Citing Security Situation, India Asks Citizens to Leave Myanmar’s Rakhine State

The military junta has faced its biggest challenge in Rakhine, where the Arakan Army, which is the armed wing of the Rakhine ethnic minority, called off a ceasefire last November.

New Delhi: With fighting intensifying, India has asked all its citizens to immediately leave Myanmar’s Rakhine state, where Junta forces are on the defensive from the rebel Arakan Army, which has captured several key outposts and townships.

A travel advisory issued by the Ministry of External Affairs (MEA) noted that Rakhine state was facing a deteriorating security situation with “disruption of means of telecommunications, including landlines, and severe scarcity of essential commodities”.

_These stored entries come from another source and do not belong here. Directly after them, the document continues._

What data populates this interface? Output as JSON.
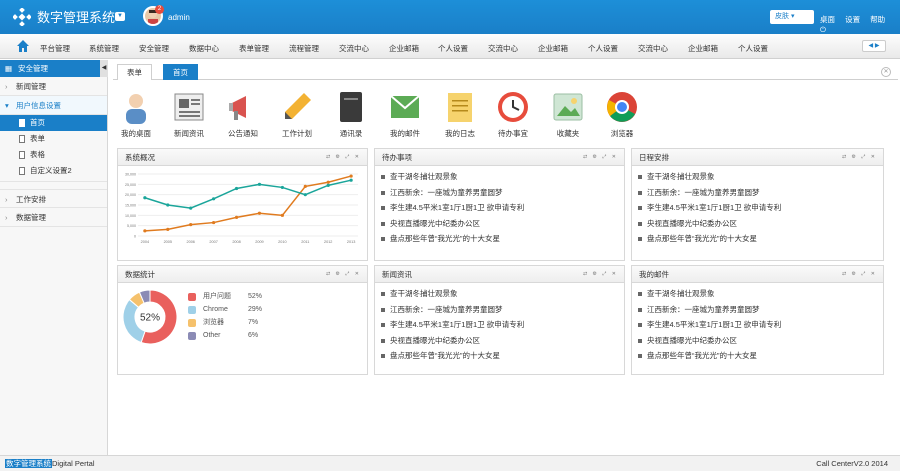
{
  "header": {
    "title": "数字管理系统",
    "username": "admin",
    "notification_count": "2",
    "skin_label": "皮肤",
    "links": [
      "桌面",
      "设置",
      "帮助"
    ]
  },
  "nav": {
    "items": [
      "平台管理",
      "系统管理",
      "安全管理",
      "数据中心",
      "表单管理",
      "流程管理",
      "交流中心",
      "企业邮箱",
      "个人设置",
      "交流中心",
      "企业邮箱",
      "个人设置",
      "交流中心",
      "企业邮箱",
      "个人设置"
    ]
  },
  "sidebar": {
    "title": "安全管理",
    "items": [
      {
        "label": "新闻管理"
      },
      {
        "label": "用户信息设置"
      },
      {
        "label": "工作安排"
      },
      {
        "label": "数据管理"
      }
    ],
    "subitems": [
      "首页",
      "表单",
      "表格",
      "自定义设置2"
    ]
  },
  "tabs": [
    "表单",
    "首页"
  ],
  "quick": [
    "我的桌面",
    "新闻资讯",
    "公告通知",
    "工作计划",
    "通讯录",
    "我的邮件",
    "我的日志",
    "待办事宜",
    "收藏夹",
    "浏览器"
  ],
  "panels": {
    "system": {
      "title": "系统概况"
    },
    "todo": {
      "title": "待办事项"
    },
    "schedule": {
      "title": "日程安排"
    },
    "stats": {
      "title": "数据统计"
    },
    "news": {
      "title": "新闻资讯"
    },
    "mail": {
      "title": "我的邮件"
    }
  },
  "list_items": [
    "查干湖冬捕壮观景象",
    "江西新余：一座城为童养男童圆梦",
    "李生建4.5平米1室1厅1厨1卫 欲申请专利",
    "央视直播曝光中纪委办公区",
    "盘点那些年曾“我光光”的十大女星"
  ],
  "footer": {
    "left_highlight": "数字管理系统",
    "left_rest": "Digital Pertal",
    "right": "Call CenterV2.0 2014"
  },
  "chart_data": [
    {
      "type": "line",
      "categories": [
        "2004",
        "2005",
        "2006",
        "2007",
        "2008",
        "2009",
        "2010",
        "2011",
        "2012",
        "2013"
      ],
      "yticks": [
        "0",
        "5,000",
        "10,000",
        "15,000",
        "20,000",
        "25,000",
        "30,000"
      ],
      "ylim": [
        0,
        30000
      ],
      "series": [
        {
          "color": "#e07b1f",
          "values": [
            2500,
            3200,
            5500,
            6500,
            9000,
            11000,
            10000,
            24000,
            26000,
            29000
          ]
        },
        {
          "color": "#1aa59a",
          "values": [
            18500,
            15000,
            13500,
            18000,
            23000,
            25000,
            23500,
            20000,
            24500,
            27000
          ]
        }
      ]
    },
    {
      "type": "pie",
      "center_label": "52%",
      "labels": [
        "用户问题",
        "Chrome",
        "浏览器",
        "Other"
      ],
      "values": [
        "52%",
        "29%",
        "7%",
        "6%"
      ],
      "colors": [
        "#e9605d",
        "#9fd0e8",
        "#f5c16c",
        "#8b8bb5"
      ]
    }
  ]
}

While Indians were advised not to travel there, the MEA also urged citizens who are already in Rakhine state “leave the State immediately”.

Last week, on the third anniversary of the Junta’s coup, India had said that it was concerned at the “deteriorating situation in Myanmar, which has direct implications for us”.

India had several long-term development aid projects for connectivity in Rakhine state, but most of them have been in deep freeze for the last three years.

The military junta has faced its biggest challenge in Rakhine, where the Arakan Army, which is the armed wing of the Rakhine ethnic minority, called off a ceasefire last November.

As part of an alliance of ethnic minority armies known as the Three Brotherhood Alliance, the Arakan Army has been attacking junta outposts and scored major victories against the military. which had ousted the civilian government in February 2020.

In the latest fighting, more than 260 Myanmar soldiers fled into Bangladesh to escape the Arakan Army’s onslaught on border outposts.

The Arakan Army claimed to have captured two Myanmar junta battalion headquarters in the last seven days.